Millet — The millets are a group of small-seeded species of cereal crops or grains, widely grown around the world for food and fodder. They do not form a taxonomic group, but rather a functional or agronomic one. Their essential similarities are that they are small-seeded grasses grown in difficult production environments. It was millets, rather than rice, that formed important parts of prehistoric diet in Chinese Neolithic and Korean Mumun societies.
The protein content in millet is very close to that of wheat; both provide about 11% protein by weight.
Millets are rich in B vitamins, especially niacin, B6 and folic acid, calcium, iron, potassium, magnesium, and zinc. Millets contain no gluten, so they cannot rise for bread. When combined with wheat or xanthan gum (for those who have coeliac disease), though, they can be used for raised bread. Alone, they are suited for flatbread.

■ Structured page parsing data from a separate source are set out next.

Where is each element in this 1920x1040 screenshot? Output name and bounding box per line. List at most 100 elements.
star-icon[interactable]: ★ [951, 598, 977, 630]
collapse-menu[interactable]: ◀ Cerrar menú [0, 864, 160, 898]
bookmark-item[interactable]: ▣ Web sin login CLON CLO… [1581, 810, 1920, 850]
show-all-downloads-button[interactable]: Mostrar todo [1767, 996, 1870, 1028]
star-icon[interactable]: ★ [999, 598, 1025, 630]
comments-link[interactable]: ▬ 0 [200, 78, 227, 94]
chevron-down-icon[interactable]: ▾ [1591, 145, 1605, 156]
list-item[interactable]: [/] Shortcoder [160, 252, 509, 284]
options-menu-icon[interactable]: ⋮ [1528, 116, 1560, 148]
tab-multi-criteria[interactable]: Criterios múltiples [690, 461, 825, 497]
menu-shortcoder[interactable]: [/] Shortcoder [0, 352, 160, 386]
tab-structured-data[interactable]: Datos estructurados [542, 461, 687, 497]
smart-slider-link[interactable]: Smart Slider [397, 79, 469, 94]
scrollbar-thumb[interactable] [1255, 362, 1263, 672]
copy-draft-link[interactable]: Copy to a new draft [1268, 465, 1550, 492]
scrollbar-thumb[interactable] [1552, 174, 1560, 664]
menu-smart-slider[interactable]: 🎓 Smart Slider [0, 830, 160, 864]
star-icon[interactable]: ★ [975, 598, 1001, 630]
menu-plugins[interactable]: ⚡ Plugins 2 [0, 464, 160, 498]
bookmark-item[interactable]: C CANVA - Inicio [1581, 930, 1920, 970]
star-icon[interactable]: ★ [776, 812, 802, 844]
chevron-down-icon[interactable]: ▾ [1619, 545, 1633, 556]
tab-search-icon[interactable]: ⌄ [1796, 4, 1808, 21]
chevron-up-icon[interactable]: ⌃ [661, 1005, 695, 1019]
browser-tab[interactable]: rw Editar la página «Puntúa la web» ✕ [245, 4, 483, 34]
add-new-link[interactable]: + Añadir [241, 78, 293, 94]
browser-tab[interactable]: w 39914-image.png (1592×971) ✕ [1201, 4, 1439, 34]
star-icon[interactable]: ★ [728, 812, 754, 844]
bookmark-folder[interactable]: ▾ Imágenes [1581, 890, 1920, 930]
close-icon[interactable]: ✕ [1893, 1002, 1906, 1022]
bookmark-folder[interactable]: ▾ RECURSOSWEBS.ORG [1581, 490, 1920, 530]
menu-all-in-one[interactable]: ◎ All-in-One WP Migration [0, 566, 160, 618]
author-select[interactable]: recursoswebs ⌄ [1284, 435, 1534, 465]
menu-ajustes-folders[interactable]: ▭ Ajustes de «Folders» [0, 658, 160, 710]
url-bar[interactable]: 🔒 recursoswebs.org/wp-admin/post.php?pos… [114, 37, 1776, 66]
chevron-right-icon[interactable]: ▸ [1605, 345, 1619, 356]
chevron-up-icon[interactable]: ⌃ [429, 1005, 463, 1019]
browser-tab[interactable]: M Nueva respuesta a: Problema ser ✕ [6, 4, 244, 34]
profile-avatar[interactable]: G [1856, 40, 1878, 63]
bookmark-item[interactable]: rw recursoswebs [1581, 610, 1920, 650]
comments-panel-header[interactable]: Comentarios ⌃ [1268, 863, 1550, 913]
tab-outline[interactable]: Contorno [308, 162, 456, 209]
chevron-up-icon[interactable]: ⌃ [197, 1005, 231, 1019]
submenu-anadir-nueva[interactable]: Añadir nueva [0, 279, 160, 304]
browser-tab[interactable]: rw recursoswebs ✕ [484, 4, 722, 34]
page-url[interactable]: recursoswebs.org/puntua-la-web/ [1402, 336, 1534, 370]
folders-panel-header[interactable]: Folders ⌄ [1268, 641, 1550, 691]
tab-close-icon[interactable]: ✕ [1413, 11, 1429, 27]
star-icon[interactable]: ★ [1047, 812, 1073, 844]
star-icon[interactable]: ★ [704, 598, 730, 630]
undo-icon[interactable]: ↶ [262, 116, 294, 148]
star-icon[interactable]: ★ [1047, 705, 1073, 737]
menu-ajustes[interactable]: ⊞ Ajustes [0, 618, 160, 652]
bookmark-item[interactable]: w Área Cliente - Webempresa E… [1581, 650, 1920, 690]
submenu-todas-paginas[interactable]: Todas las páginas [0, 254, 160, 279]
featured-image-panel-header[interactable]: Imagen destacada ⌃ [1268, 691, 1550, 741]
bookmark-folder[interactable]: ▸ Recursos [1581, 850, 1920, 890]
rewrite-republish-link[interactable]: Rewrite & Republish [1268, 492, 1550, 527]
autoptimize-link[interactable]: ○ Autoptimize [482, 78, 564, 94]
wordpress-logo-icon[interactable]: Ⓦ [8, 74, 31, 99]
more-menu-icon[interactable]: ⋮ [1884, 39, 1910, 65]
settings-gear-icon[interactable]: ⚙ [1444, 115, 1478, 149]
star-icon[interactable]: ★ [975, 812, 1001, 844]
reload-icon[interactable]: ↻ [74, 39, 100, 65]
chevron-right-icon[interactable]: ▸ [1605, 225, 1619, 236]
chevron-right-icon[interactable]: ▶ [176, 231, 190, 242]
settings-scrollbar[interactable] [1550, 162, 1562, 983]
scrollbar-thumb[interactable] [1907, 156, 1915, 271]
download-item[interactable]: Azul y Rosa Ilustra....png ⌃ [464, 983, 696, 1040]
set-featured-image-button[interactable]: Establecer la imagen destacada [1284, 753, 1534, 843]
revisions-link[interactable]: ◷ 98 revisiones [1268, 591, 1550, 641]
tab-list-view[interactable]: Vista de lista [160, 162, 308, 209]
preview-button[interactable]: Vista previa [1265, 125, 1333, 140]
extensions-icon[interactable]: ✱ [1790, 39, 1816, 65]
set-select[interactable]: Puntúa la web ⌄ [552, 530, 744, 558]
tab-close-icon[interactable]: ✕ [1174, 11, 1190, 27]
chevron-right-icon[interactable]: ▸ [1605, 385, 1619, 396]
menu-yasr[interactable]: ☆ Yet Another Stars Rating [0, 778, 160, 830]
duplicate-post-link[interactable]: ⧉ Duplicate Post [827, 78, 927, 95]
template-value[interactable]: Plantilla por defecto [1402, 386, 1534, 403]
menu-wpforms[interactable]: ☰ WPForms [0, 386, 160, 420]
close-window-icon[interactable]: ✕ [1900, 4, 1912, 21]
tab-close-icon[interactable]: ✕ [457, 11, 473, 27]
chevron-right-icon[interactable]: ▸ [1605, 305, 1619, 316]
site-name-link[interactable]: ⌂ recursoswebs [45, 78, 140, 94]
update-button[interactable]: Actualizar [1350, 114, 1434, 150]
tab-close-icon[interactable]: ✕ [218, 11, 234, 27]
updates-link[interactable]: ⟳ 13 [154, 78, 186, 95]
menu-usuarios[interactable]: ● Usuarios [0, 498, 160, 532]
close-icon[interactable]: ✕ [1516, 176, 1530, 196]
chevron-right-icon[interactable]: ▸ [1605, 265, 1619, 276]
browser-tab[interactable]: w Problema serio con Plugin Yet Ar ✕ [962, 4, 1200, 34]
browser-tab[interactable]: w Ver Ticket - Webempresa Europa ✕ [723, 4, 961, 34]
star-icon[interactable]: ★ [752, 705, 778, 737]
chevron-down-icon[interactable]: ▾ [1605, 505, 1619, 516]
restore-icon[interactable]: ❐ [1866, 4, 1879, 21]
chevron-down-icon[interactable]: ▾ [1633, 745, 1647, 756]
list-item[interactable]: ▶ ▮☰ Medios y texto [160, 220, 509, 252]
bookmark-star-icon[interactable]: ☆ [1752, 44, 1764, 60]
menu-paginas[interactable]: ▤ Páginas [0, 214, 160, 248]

As none of the millets are closely related to wheat, they are appropriate foods for those with coeliac disease or other forms of allergies/intolerance of wheat. However, millets are also a mild thyroid peroxidase inhibitor and probably should not be consumed in great quantities by those with thyroid disease.
It is grown as a major food grain in Africa and Asia. Millet seeds grow on long spikes, or panicles, at the ends of stalks that range in height from 0.3 to 3 m (1 to 10 ft). The strongly flavored grain is ground and eaten as porridge or in flat breads. Because millet will grow in relatively infertile soil, has a high tolerance to drought, and matures in only 6 to 12 weeks, it is widely cultivated a a food crop in less developed agricultural regions. World production of millet in 1990 exceeded 30 million metric tons.